James Jr. takes care of his five younger siblings, helping to get them ready for school and with homework, keeping them on their best behavior — and taking over football drills for his two younger brothers.
It’s an echo of Bell’s own childhood, when he helped take care of his siblings.
“He’s a smart kid,” Bell said of James Jr. “He’s the man of the house right now — like he takes care of all my business.”
Bell said he tries to let James Jr. be a kid, too.
“I don’t try to put too much on him, but he’s growing as a man,” he said. “I want him to be every bit better than me, better than me and my father.”
Bell, who has since had two more children, Jalani and Ja’Airyre, knows his eight kids still need someone to guide them. He wants to be there for them. And that includes returning to coaching.
Bell continues to fight his way back onto the field. He no longer can coach the same way he used to, but he has found ways to contribute in a supporting role.
The game
At one of the last practices for the Blitz, Bell reminds the team how to tackle properly during a drill.
“Here, lift up on them,” he says, gesturing at their thighs. “If you don’t do that, you’ll break your arm.”
When the offensive line commits a false start, he stands over them as they do pushups as punishment: “One thing we are going to do is we going to be disciplined at the line!”
Without his sight, he’ll misidentify a player once in a while or need to ask where a player is. After a series of practice plays, he’ll ask a fellow coach how the players are doing.
“It is a little frustrating sometimes,” Bell said. “I gotta ask the coach what was going on. I’m happy a little bit, and I’m sad a little bit, too, because I want to be able to see my son run the ball and see what he is doing wrong.”
After practice, he finds James Jr., now 14, among players he previously coached.
The eighth graders talk about Bell’s influence on them as peewee players. One describes how much he pushes them to compete.
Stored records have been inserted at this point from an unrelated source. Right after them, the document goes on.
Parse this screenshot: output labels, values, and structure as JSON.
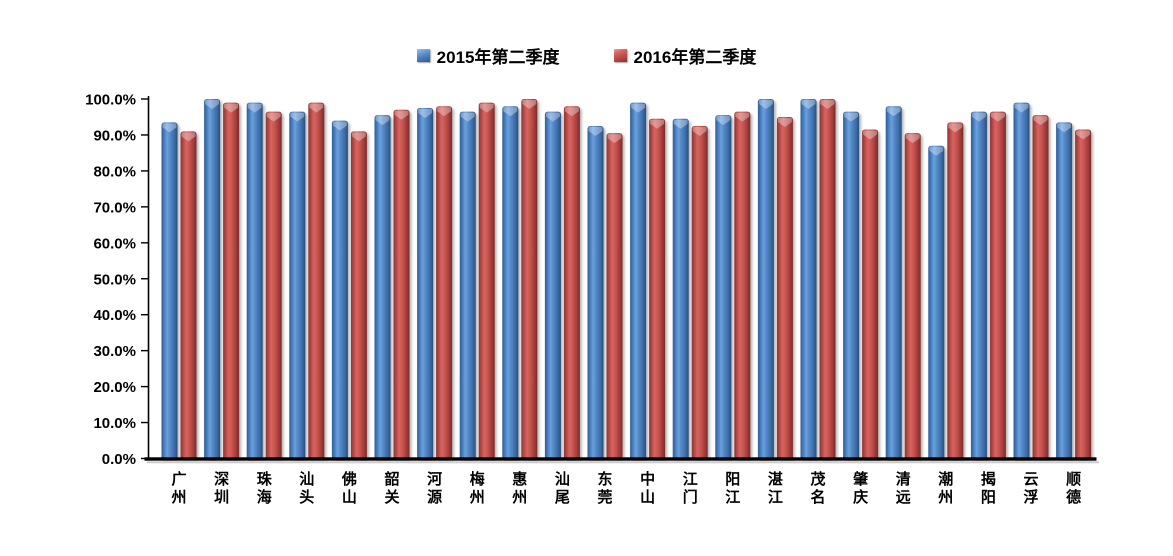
{
  "colors": {
    "bar_blue": "#4f81bd",
    "bar_red": "#c0504d",
    "axis": "#000000",
    "background": "#ffffff"
  },
  "chart_data": {
    "type": "bar",
    "title": "",
    "xlabel": "",
    "ylabel": "",
    "ylim": [
      0,
      100
    ],
    "grid": false,
    "legend_position": "top",
    "y_ticks": [
      "100.0%",
      "90.0%",
      "80.0%",
      "70.0%",
      "60.0%",
      "50.0%",
      "40.0%",
      "30.0%",
      "20.0%",
      "10.0%",
      "0.0%"
    ],
    "categories": [
      "广州",
      "深圳",
      "珠海",
      "汕头",
      "佛山",
      "韶关",
      "河源",
      "梅州",
      "惠州",
      "汕尾",
      "东莞",
      "中山",
      "江门",
      "阳江",
      "湛江",
      "茂名",
      "肇庆",
      "清远",
      "潮州",
      "揭阳",
      "云浮",
      "顺德"
    ],
    "series": [
      {
        "name": "2015年第二季度",
        "color": "#4f81bd",
        "values": [
          93.5,
          100,
          99,
          96.5,
          94,
          95.5,
          97.5,
          96.5,
          98,
          96.5,
          92.5,
          99,
          94.5,
          95.5,
          100,
          100,
          96.5,
          98,
          87,
          96.5,
          99,
          93.5
        ]
      },
      {
        "name": "2016年第二季度",
        "color": "#c0504d",
        "values": [
          91,
          99,
          96.5,
          99,
          91,
          97,
          98,
          99,
          100,
          98,
          90.5,
          94.5,
          92.5,
          96.5,
          95,
          100,
          91.5,
          90.5,
          93.5,
          96.5,
          95.5,
          91.5
        ]
      }
    ]
  }
}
Another jokes that despite Bell getting on his nerves, the coach inspired them to reach the championships in 2019.
James Jr. stands at his father’s side, smiling: “He taught me how to play running back, linebacker and really every position on the field.”
He remembers running drills — catching, running and tackling drills — with his father when he was just 3 years old.
Football has become an outlet for James Jr., as it was for his father.
“Any time I have a problem, I can just go to the field, call a few friends and go play catch, and it’s going to make me forget about what’s going on in real life,” he said.
James Jr. is a freshman at Morgan Park High School on the far South Side, where he hopes to make an impact on the team as a running back or safety.
Bell isn’t sure what his own future holds. He volunteers with the Chicago Park District Ogden Park Vikings football team after leaving the Blitz and plans to continue mentoring young football players. Because playing and coaching football has positively influenced his own life, he believes football can be a way out for troubled kids. He hopes one day to start a mentorship organization for young students and athletes.
For now, he is happy to live vicariously through his son as he trains and prepares for high school football. Bell hopes to be there for James Jr. and his other children. Football has become a true family sport, with the boys playing and the girls volunteering with the team or joining the cheer squad.
“I still know the game,” Bell said. “I know everything about the game. I taught my son the game. Now, I got two more sons, I got to teach them the game. And I got to teach them: Don’t pick up a gun — put that gun down, pick up a ball.”